We all sat there mesmerized as she told us her story. She was currently working as a part-time school teacher. She needed the health insurance and not working was unfortunately not an option for her. Over the last few years she had been diagnosed with arthritis, diabetes, and high blood pressure. Her arthritis had gotten quite severe, and she was often unable to do much around the house.

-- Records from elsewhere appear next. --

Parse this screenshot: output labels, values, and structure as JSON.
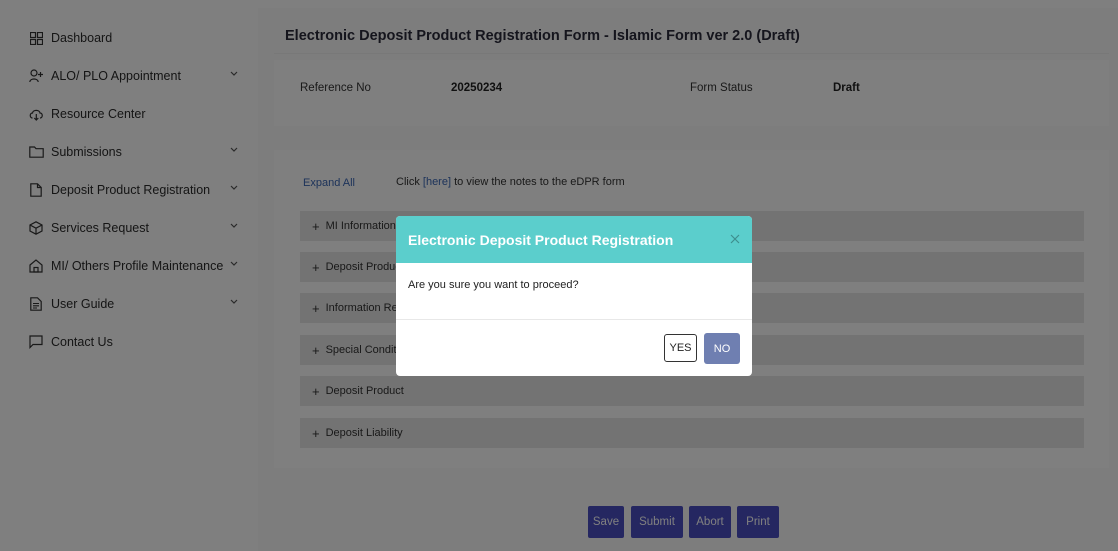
{
  "sidebar": {
    "items": [
      {
        "label": "Dashboard",
        "icon": "grid-icon",
        "has_chevron": false
      },
      {
        "label": "ALO/ PLO Appointment",
        "icon": "add-user-icon",
        "has_chevron": true
      },
      {
        "label": "Resource Center",
        "icon": "cloud-icon",
        "has_chevron": false
      },
      {
        "label": "Submissions",
        "icon": "folder-icon",
        "has_chevron": true
      },
      {
        "label": "Deposit Product Registration",
        "icon": "document-icon",
        "has_chevron": true
      },
      {
        "label": "Services Request",
        "icon": "box-icon",
        "has_chevron": true
      },
      {
        "label": "MI/ Others Profile Maintenance",
        "icon": "home-icon",
        "has_chevron": true
      },
      {
        "label": "User Guide",
        "icon": "guide-icon",
        "has_chevron": true
      },
      {
        "label": "Contact Us",
        "icon": "chat-icon",
        "has_chevron": false
      }
    ]
  },
  "header": {
    "title": "Electronic Deposit Product Registration Form - Islamic Form ver 2.0 (Draft)"
  },
  "info": {
    "reference_label": "Reference No",
    "reference_value": "20250234",
    "status_label": "Form Status",
    "status_value": "Draft"
  },
  "form": {
    "expand_all": "Expand All",
    "notes_prefix": "Click ",
    "notes_link": "[here]",
    "notes_suffix": " to view the notes to the eDPR form",
    "sections": [
      "MI Information",
      "Deposit Product",
      "Information Rel",
      "Special Conditic",
      "Deposit Product",
      "Deposit Liability"
    ]
  },
  "actions": {
    "save": "Save",
    "submit": "Submit",
    "abort": "Abort",
    "print": "Print"
  },
  "modal": {
    "title": "Electronic Deposit Product Registration",
    "message": "Are you sure you want to proceed?",
    "yes": "YES",
    "no": "NO"
  },
  "colors": {
    "modal_header": "#5bcecc",
    "action_button": "#4b4fc3",
    "no_button": "#6f7fb1",
    "link": "#3b67b5"
  }
}
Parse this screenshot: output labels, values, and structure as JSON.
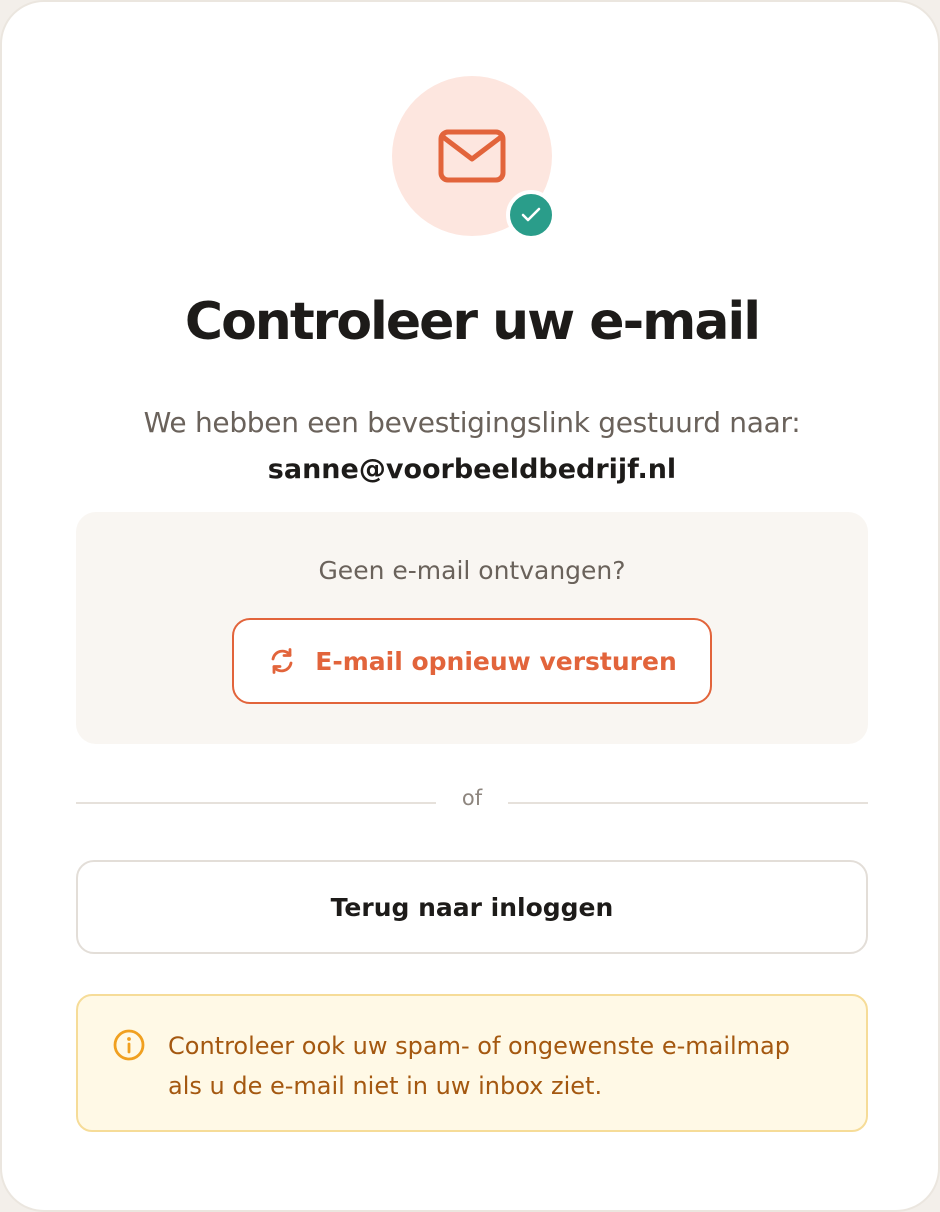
{
  "header": {
    "icon": "envelope-icon",
    "badge_icon": "check-icon",
    "title": "Controleer uw e-mail",
    "subtitle": "We hebben een bevestigingslink gestuurd naar:",
    "email": "sanne@voorbeeldbedrijf.nl"
  },
  "resend": {
    "question": "Geen e-mail ontvangen?",
    "button_label": "E-mail opnieuw versturen",
    "button_icon": "refresh-icon"
  },
  "divider": {
    "label": "of"
  },
  "back": {
    "button_label": "Terug naar inloggen"
  },
  "notice": {
    "icon": "info-icon",
    "text": "Controleer ook uw spam- of ongewenste e-mailmap als u de e-mail niet in uw inbox ziet."
  },
  "colors": {
    "accent": "#e2643b",
    "success": "#2a9d8a",
    "icon_bg": "#fde6df",
    "warning_text": "#a45810",
    "warning_bg": "#fff9e6"
  }
}
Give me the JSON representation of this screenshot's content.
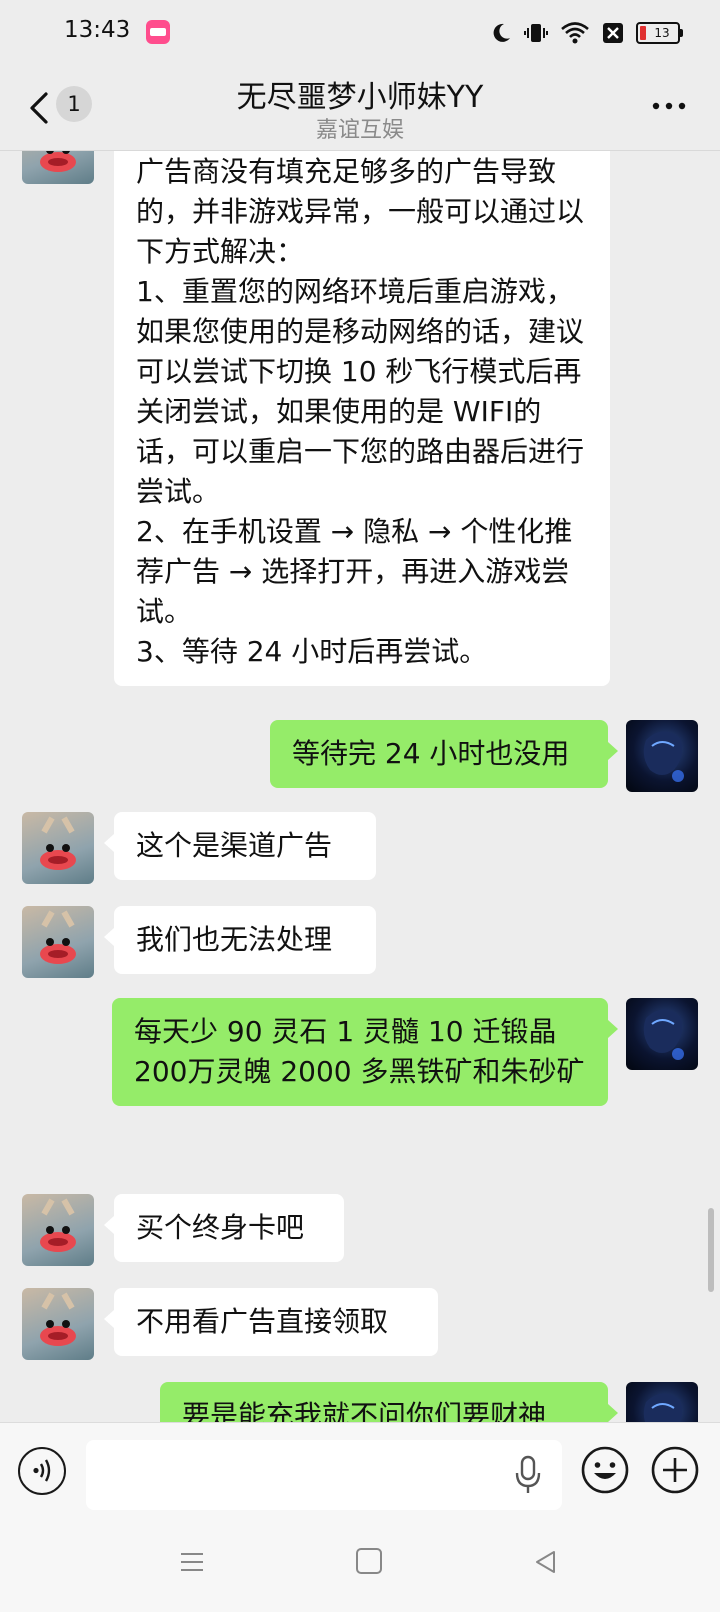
{
  "status_bar": {
    "time": "13:43",
    "battery": "13",
    "icons": [
      "app-notification-icon",
      "moon-icon",
      "vibrate-icon",
      "wifi-icon",
      "x-box-icon",
      "battery-icon"
    ]
  },
  "header": {
    "unread_count": "1",
    "title": "无尽噩梦小师妹YY",
    "subtitle": "嘉谊互娱"
  },
  "messages": [
    {
      "from": "other",
      "text": "亲爱的玩家您好，该提示一般是由于广告商没有填充足够多的广告导致的，并非游戏异常，一般可以通过以下方式解决：\n1、重置您的网络环境后重启游戏，如果您使用的是移动网络的话，建议可以尝试下切换 10 秒飞行模式后再关闭尝试，如果使用的是 WIFI的话，可以重启一下您的路由器后进行尝试。\n2、在手机设置 → 隐私 → 个性化推荐广告 → 选择打开，再进入游戏尝试。\n3、等待 24 小时后再尝试。"
    },
    {
      "from": "me",
      "text": "等待完 24 小时也没用"
    },
    {
      "from": "other",
      "text": "这个是渠道广告"
    },
    {
      "from": "other",
      "text": "我们也无法处理"
    },
    {
      "from": "me",
      "text": "每天少 90 灵石 1 灵髓 10 迁锻晶 200万灵魄 2000 多黑铁矿和朱砂矿"
    },
    {
      "from": "other",
      "text": "买个终身卡吧"
    },
    {
      "from": "other",
      "text": "不用看广告直接领取"
    },
    {
      "from": "me",
      "text": "要是能充我就不问你们要财神"
    }
  ],
  "input": {
    "value": "",
    "placeholder": ""
  },
  "colors": {
    "background": "#ededed",
    "outgoing_bubble": "#95ec69",
    "incoming_bubble": "#ffffff"
  }
}
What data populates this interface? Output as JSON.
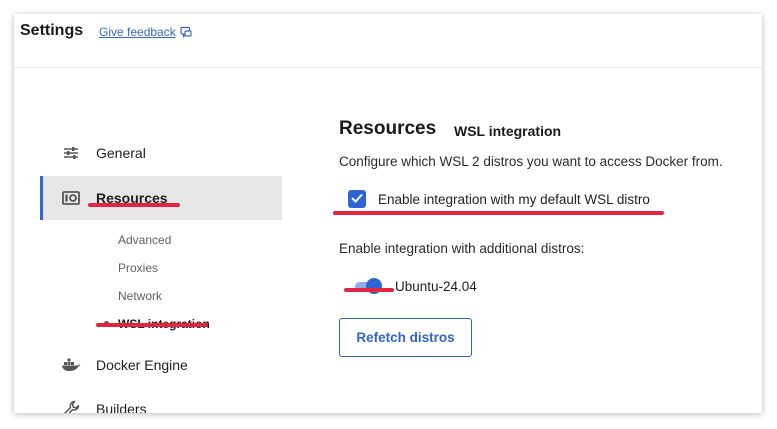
{
  "header": {
    "title": "Settings",
    "feedback_link": "Give feedback"
  },
  "sidebar": {
    "items": [
      {
        "label": "General",
        "icon": "sliders-icon"
      },
      {
        "label": "Resources",
        "icon": "resources-icon",
        "active": true
      },
      {
        "label": "Docker Engine",
        "icon": "whale-icon"
      },
      {
        "label": "Builders",
        "icon": "wrench-icon"
      }
    ],
    "subitems": [
      {
        "label": "Advanced"
      },
      {
        "label": "Proxies"
      },
      {
        "label": "Network"
      },
      {
        "label": "WSL integration",
        "active": true
      }
    ]
  },
  "main": {
    "heading": "Resources",
    "subheading": "WSL integration",
    "description": "Configure which WSL 2 distros you want to access Docker from.",
    "default_distro_label": "Enable integration with my default WSL distro",
    "default_distro_checked": true,
    "additional_label": "Enable integration with additional distros:",
    "distros": [
      {
        "name": "Ubuntu-24.04",
        "enabled": true
      }
    ],
    "refetch_button": "Refetch distros"
  },
  "colors": {
    "accent": "#2f64d3",
    "annotation": "#e3253f",
    "active_bg": "#e7e7e7"
  }
}
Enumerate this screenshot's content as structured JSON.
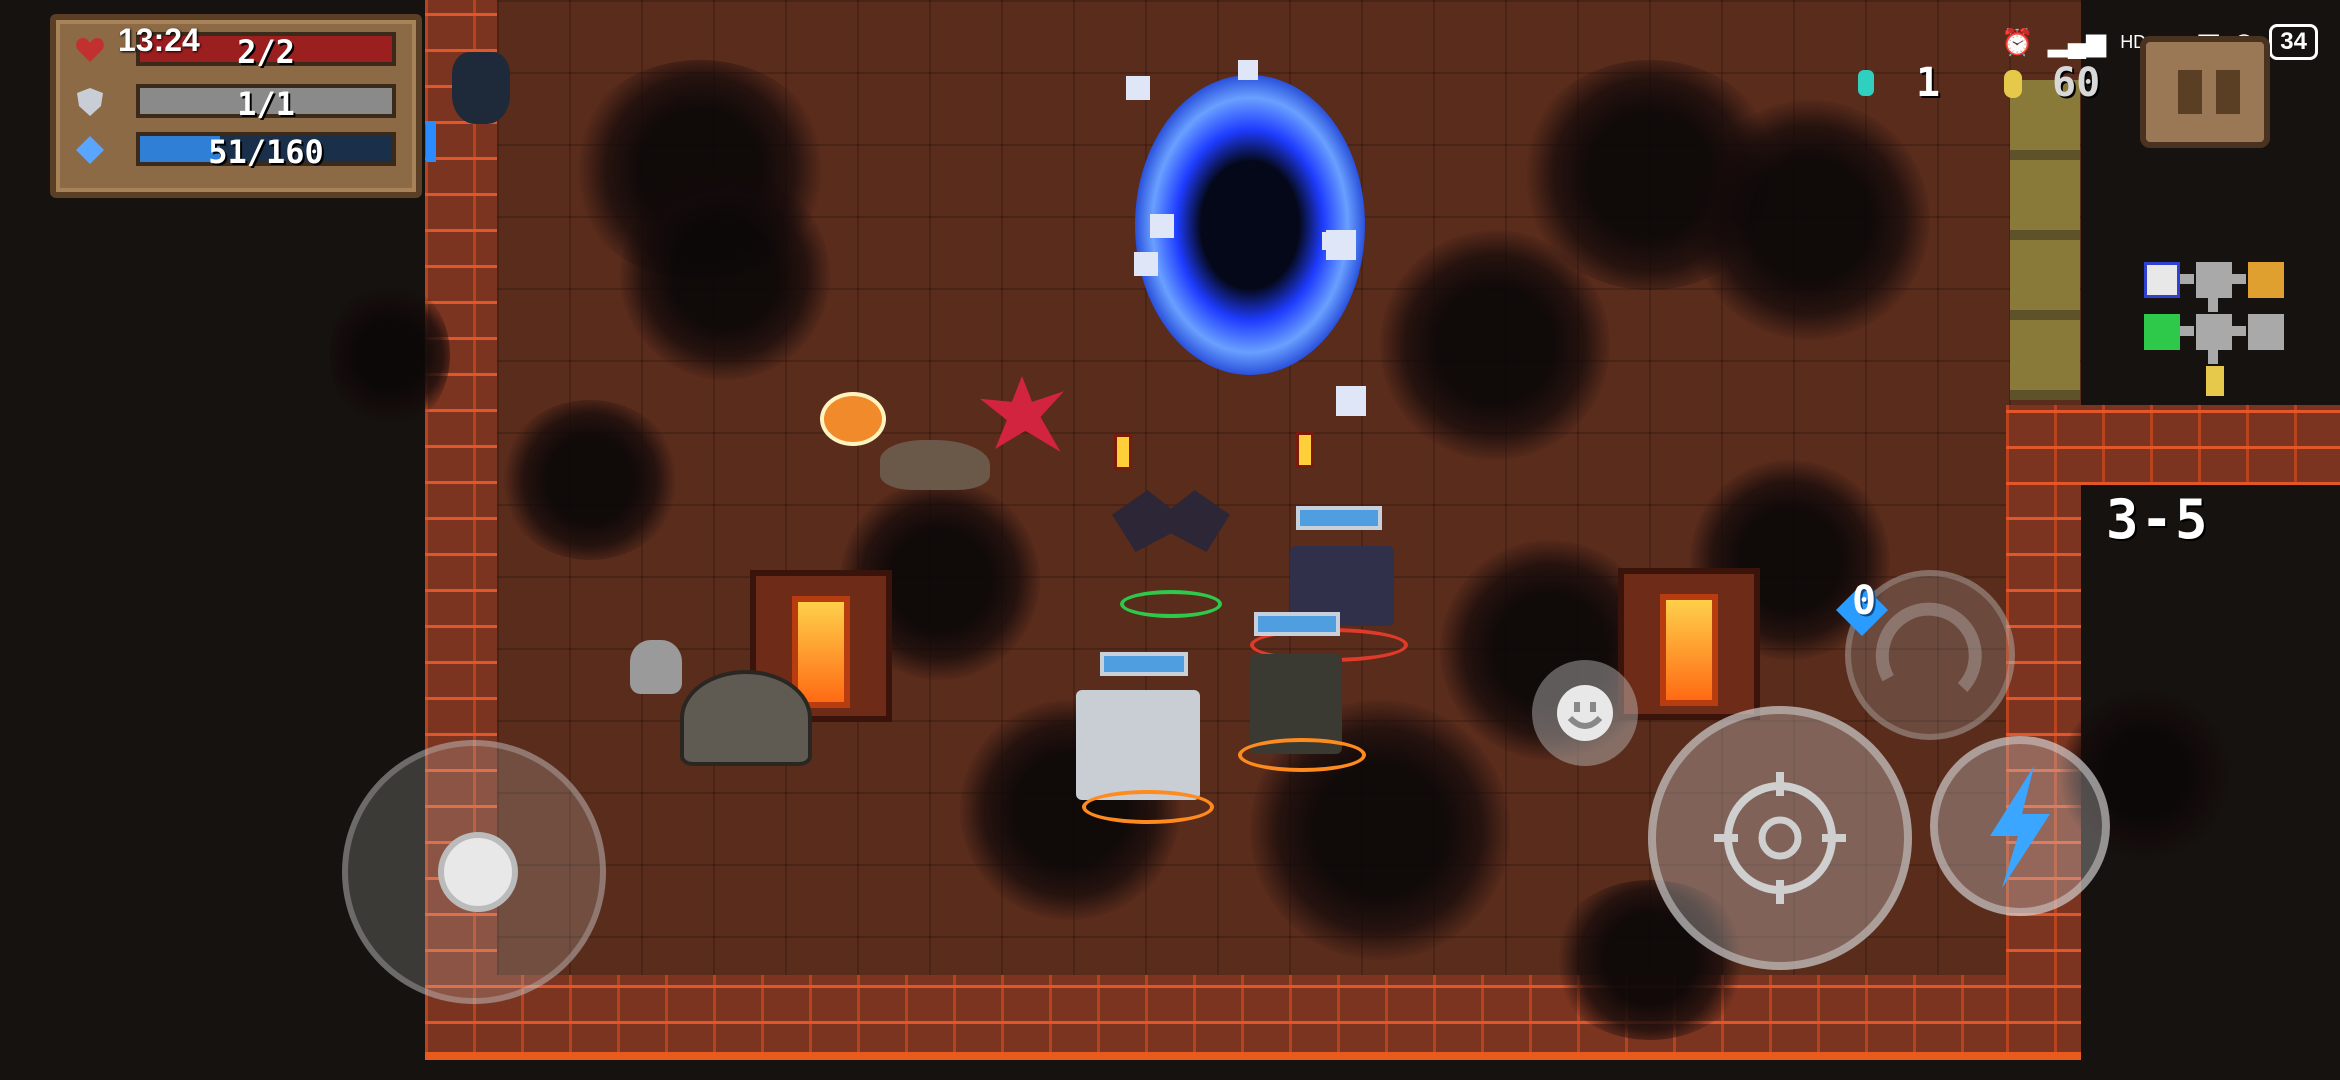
{
  "system": {
    "clock": "13:24",
    "network_label": "HD",
    "battery": "34"
  },
  "hud": {
    "health": {
      "current": 2,
      "max": 2,
      "fraction": 1.0,
      "color": "#9c1f1f"
    },
    "armor": {
      "text": "1/1",
      "current": 1,
      "max": 1,
      "fraction": 1.0,
      "color": "#8a8a8a"
    },
    "energy": {
      "text": "51/160",
      "current": 51,
      "max": 160,
      "fraction": 0.319,
      "color": "#2f7fd6"
    }
  },
  "currency": {
    "gems": "1",
    "coins": "60",
    "gem_color": "#2fd0c0",
    "coin_color": "#e6c84a"
  },
  "level": {
    "label": "3-5"
  },
  "weapon": {
    "ammo_cost": "0"
  },
  "colors": {
    "floor": "#5a2c1c",
    "wall_brick": "#e2562a",
    "portal": "#3a66ff",
    "player_ring": "#ff8a1e"
  },
  "icons": {
    "health": "heart-icon",
    "armor": "shield-icon",
    "energy": "diamond-icon",
    "pause": "pause-icon",
    "emote": "smiley-icon",
    "fire": "crosshair-icon",
    "skill": "lightning-icon",
    "swap": "swap-weapon-icon"
  }
}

As we sat there listening to her I noticed a dry raspy sound. I looked to my side and saw that her dog was vomiting on the rug. Our participant paused and looked at her dog. She told us that as he has gotten older he had become incontinent and would often get sick as well. As soon as she said this, the smell made perfect sense. Due to her illness she was unable to clean up after her dog and cats, and over time it had all just been sitting there causing her rug and walls to slowly deteriorate.
I looked at my teammates and sympathy was written all over their faces. They felt for our participant. A few minutes later sympathy turned into empathy as she showed us some pictures hanging on her walls. One of the pictures showed her with some very official-looking people, in a very official-looking place. We were quite surprised when she told us that she used to be involved in peace negotiations between Israel and Palestine during the seventies. With this realization of how this woman had not always been in pain and been unable to even get drinks out of her fridge came overwhelming feelings of empathy. She used to be a strong and assertive woman, who had had the misfortune of getting seriously ill.
At that moment it became perfectly clear: this was something that could happen to any one of us.
Our newly gained empathy became a powerful catalyst for design ideas, and for the rest of the project no team discussion happened without at least one mention of this woman.